On linguistic prescriptivism, moral standards, and “real doms”

an artsy black-and-white picture of a lightbulb

It’s not a real article on BDSM without an artsy black-and-white photograph.

It’s come up on this blog once already, and I’m sure that won’t be the last I see of it.

When D/s practitioners dare to talk about the subject of abuse in relation to the kink community — which usually turns to pontification on “the difference between BDSM and abuse” — plenty of folks, it seems, reach for appeals to authenticity by making claims about “real doms” or “true doms” and what does or doesn’t apply to them.

“A real dom takes responsibility for their actions.”  “A true dom is not abusive.”  “An actual dom cares about the safety of their sub.”  A dom is only a dom when they don’t make me look bad.

Presumably, the goal of pieces like this is to erect ethical standards for people who take the role of dominant and/or to “defend” so-called “real doms” from being grouped in with abusive “fake doms” and “pretenders,” but going about it this way is completely backwards.

First of all, it’s just bad logic when *cough* “a term is preemptively given a biased definition designed to exclude elements vulnerable to criticism, yet making sure to still include all things praiseworthy… instead of acknowledging that some members of a group do indeed have undesirable characteristics.”

But maybe you don’t care what meets the criteria for a logical fallacy.  Or maybe you’d argue that it’s not being re-defined that way — it’s always been that way (?) to begin with and it should always be that way, and what it actually means has nothing to do with how it’s actually used!

The only reason to make a distinction between which doms are “real” and which aren’t, though, has to be an objection to how the label is being used, so let’s talk about that.

There are people who call themselves dominants and who fail some of the commonly given criteria for “real” doms, such as respecting limits and safewords.  There are people who call themselves dominants and who literally think their subs are inferior to them.  There are people who call themselves dominants and who act cavalier about subs’ physical and emotional safety.  There are people who call themselves dominants and who prioritize their immediate pleasure over other people’s well-being.  There are people who call themselves dominants who are dangerous and abusive.

And you want to stop them, right?

You think what you do (or what your loved ones do) is different from what they do, right?

So when someone is calling themselves a dom and acting in reprehensible ways, clearly, what the D/s community needs to do is…

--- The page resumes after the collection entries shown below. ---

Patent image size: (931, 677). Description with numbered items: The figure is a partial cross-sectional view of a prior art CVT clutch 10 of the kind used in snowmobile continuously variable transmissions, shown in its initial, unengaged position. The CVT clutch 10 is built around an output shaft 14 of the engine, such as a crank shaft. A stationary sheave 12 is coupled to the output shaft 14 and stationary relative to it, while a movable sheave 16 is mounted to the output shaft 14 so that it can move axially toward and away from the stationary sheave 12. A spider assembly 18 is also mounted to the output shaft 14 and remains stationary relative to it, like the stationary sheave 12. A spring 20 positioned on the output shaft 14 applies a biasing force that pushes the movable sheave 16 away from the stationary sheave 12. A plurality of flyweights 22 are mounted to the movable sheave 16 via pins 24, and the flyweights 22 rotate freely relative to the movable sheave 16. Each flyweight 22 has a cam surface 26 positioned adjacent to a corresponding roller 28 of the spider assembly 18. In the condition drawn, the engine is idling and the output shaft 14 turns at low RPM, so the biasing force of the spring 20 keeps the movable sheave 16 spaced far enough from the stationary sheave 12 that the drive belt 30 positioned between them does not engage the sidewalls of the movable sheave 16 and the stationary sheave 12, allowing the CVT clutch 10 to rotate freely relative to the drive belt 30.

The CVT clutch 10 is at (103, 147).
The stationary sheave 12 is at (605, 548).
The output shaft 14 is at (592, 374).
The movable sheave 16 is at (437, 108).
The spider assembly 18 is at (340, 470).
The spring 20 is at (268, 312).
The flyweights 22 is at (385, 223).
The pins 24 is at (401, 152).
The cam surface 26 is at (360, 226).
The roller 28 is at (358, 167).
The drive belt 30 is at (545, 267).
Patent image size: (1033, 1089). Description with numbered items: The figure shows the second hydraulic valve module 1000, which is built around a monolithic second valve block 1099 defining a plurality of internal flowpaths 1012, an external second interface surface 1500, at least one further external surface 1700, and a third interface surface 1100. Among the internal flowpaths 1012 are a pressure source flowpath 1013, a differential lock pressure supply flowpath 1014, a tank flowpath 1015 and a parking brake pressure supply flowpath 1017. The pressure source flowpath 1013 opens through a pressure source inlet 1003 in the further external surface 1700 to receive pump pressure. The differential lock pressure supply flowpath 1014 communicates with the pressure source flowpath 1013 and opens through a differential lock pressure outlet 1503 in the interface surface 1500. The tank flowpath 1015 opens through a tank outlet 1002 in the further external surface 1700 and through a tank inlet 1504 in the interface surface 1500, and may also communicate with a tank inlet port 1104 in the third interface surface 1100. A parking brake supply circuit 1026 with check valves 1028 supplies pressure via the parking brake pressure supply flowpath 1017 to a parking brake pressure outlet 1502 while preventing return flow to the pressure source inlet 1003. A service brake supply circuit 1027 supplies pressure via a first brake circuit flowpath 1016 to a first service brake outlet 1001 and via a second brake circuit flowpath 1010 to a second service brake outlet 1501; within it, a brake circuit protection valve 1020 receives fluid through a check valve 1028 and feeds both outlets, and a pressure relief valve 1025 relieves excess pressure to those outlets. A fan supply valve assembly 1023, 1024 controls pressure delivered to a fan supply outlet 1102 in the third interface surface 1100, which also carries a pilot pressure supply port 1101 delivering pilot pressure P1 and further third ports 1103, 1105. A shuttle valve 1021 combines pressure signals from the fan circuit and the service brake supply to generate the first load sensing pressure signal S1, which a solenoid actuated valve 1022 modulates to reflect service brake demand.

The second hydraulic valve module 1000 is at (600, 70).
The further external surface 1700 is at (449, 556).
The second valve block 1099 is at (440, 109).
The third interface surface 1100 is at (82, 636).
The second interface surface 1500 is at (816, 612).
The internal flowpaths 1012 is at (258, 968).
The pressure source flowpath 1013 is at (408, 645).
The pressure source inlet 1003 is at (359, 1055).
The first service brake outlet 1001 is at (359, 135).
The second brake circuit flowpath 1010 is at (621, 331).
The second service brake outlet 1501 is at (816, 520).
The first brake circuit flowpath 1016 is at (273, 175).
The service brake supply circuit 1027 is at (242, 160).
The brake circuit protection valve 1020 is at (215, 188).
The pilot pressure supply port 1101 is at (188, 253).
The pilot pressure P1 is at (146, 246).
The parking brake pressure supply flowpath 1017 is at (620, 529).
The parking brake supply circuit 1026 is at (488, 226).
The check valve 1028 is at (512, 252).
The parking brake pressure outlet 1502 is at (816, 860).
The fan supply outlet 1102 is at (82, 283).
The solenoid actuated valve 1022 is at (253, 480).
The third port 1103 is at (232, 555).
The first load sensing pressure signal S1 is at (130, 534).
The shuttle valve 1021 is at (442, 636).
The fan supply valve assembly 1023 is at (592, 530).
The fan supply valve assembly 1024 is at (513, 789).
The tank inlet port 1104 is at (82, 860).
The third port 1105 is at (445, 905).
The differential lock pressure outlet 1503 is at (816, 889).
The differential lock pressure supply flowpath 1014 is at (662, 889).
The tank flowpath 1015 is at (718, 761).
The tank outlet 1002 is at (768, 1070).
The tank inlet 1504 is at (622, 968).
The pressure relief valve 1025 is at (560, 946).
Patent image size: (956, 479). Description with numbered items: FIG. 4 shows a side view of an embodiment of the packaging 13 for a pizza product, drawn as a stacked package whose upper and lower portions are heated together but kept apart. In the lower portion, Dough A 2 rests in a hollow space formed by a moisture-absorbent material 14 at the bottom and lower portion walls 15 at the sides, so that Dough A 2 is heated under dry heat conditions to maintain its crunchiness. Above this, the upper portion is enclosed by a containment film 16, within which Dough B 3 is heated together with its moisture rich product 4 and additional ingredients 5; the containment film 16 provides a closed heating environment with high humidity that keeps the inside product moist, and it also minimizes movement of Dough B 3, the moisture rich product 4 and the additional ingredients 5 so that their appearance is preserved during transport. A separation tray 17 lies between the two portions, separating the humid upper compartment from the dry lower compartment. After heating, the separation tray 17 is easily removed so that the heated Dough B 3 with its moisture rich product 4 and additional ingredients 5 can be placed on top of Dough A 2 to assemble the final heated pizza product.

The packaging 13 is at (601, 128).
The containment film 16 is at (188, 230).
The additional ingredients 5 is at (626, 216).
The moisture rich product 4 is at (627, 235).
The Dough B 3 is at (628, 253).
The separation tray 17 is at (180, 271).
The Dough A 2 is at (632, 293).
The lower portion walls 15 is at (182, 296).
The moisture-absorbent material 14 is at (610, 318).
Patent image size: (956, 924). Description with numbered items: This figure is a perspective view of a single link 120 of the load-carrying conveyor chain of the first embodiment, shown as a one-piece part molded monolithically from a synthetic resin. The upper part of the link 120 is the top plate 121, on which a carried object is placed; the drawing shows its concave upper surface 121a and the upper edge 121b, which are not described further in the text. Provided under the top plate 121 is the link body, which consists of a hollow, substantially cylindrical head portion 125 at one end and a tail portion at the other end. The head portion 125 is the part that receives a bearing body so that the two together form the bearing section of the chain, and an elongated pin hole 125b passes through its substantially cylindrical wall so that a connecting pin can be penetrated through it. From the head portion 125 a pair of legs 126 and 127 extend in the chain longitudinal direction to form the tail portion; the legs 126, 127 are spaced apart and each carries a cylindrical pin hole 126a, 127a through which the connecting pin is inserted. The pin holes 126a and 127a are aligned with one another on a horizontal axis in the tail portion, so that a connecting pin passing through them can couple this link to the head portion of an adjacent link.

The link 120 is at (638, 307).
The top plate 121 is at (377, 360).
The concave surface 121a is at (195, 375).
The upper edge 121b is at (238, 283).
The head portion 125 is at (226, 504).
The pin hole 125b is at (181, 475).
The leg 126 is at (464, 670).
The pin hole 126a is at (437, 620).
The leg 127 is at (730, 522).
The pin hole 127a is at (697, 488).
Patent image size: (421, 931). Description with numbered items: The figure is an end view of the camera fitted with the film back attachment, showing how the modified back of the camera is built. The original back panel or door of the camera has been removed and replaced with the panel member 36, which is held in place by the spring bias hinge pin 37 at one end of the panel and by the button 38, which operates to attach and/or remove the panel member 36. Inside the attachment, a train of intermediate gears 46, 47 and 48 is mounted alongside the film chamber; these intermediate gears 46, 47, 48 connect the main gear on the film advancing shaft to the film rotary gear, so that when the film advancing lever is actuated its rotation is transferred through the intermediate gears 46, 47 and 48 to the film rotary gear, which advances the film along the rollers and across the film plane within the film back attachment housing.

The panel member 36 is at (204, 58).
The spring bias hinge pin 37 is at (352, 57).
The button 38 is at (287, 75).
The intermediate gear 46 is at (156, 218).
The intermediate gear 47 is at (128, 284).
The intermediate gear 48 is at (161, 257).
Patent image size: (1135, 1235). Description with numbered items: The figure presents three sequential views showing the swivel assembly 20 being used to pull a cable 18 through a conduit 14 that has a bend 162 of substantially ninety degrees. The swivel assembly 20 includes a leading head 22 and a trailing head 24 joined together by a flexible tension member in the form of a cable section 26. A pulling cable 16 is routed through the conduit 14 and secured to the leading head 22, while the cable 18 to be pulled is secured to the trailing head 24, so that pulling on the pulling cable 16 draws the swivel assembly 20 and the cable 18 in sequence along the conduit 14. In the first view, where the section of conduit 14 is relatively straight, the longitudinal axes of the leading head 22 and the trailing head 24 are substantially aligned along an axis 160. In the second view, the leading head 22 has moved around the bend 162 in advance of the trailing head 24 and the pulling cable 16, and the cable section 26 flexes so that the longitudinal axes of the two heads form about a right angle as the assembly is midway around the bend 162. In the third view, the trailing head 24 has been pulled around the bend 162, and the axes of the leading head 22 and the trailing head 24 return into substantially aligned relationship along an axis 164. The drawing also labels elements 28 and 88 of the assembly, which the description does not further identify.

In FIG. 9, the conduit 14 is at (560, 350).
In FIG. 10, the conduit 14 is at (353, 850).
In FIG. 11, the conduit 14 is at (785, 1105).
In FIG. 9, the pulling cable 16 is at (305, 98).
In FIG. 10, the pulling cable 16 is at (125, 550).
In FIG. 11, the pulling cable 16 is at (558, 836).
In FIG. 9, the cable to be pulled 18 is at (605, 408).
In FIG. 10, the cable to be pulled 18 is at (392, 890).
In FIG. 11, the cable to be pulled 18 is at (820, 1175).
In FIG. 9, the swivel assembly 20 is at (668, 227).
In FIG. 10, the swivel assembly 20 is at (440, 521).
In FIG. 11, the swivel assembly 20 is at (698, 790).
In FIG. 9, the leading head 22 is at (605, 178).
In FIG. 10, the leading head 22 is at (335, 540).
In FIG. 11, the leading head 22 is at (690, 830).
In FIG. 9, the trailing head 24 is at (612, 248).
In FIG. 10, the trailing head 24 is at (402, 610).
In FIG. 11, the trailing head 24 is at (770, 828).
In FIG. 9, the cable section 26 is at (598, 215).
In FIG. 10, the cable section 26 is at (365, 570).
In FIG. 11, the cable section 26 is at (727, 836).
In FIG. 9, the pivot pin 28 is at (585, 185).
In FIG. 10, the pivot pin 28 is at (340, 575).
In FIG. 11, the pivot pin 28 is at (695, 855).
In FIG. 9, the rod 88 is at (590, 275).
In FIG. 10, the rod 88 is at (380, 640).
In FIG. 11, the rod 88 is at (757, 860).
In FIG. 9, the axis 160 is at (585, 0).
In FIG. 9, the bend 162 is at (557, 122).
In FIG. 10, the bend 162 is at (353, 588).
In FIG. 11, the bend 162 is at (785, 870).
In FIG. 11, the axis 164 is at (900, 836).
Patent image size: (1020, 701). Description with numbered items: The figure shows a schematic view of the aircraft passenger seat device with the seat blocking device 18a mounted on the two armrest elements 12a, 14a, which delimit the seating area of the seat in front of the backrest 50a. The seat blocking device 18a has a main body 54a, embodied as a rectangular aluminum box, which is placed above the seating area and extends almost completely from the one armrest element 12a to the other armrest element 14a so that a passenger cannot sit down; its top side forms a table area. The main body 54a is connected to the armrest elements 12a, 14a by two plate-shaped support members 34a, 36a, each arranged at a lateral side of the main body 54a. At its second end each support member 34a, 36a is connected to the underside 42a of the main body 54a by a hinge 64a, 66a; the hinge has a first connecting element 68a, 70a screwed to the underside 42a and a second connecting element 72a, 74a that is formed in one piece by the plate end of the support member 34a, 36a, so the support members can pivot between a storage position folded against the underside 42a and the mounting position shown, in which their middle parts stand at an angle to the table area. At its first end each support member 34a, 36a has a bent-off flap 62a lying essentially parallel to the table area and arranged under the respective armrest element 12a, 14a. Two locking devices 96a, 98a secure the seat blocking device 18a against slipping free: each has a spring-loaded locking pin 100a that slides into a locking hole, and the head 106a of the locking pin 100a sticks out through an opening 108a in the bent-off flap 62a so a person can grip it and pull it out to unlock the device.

…tell them to stop calling themselves a dom?

Hold on, what?

Isn’t “acting in reprehensible ways” the sin to focus on here?

Okay, alright, I get where you’re coming from.  I get that this type of response may come from the viewpoint that “they’re going to act like that anyway” (i.e. these people cannot be dissuaded from their behavior) and so you figure the best you can do is beg not to be grouped in with them via linguistic prescriptivism (“those people exist but they are not doms because real doms aren’t like that“).

Let’s talk about how that approach to the problem shoots itself in the foot.

When people use use the label of dom “incorrectly” by calling themselves doms when they “aren’t really,” what is the context they’re saying that in, and what is their motivation?

The concept of a “dominant” as a noun rather than an adjective only makes sense within the subculture of D/s, and typically, self-identification as a dom happens in kinky contexts.  Among practitioners of D/s, the statement “I’m a dominant” positions the speaker to have access (conditional access, you could argue) to a control-oriented social role.  There is also, among practitioners of D/s, a strong and pervasive reactionary impulse to the scrutiny that compares D/s against the anatomy of abuse.

Why would dangerous and abusive people in these contexts call themselves doms?

Allow me to speculate.  D/s is a hierarchical dynamic, and the D/s subculture is heavily invested in establishing D/s as potentially healthy.  Abuse is also a hierarchical dynamic, and when abusers call themselves doms, they can trust that their interest in a hierarchical dynamic won’t necessarily be flagged as abusive (at least, not by most D/s practitioners).  This is a subculture whose slogan might as well be “doms are not abusers!”

So calling oneself a dom, in that context, can be read as a de facto claim that one is not an abuser — and abusers, of course, have an obvious incentive to convince people they’re not abusers.

That is, abusers benefit from the “doms vs. abusers” dichotomy and how heavily it’s pushed in kinky contexts.  Abusers call themselves doms because people are out there insisting that doms cannot be abusers.

And that, dear reader, is how “real dom” rhetoric is hoist by its own petard.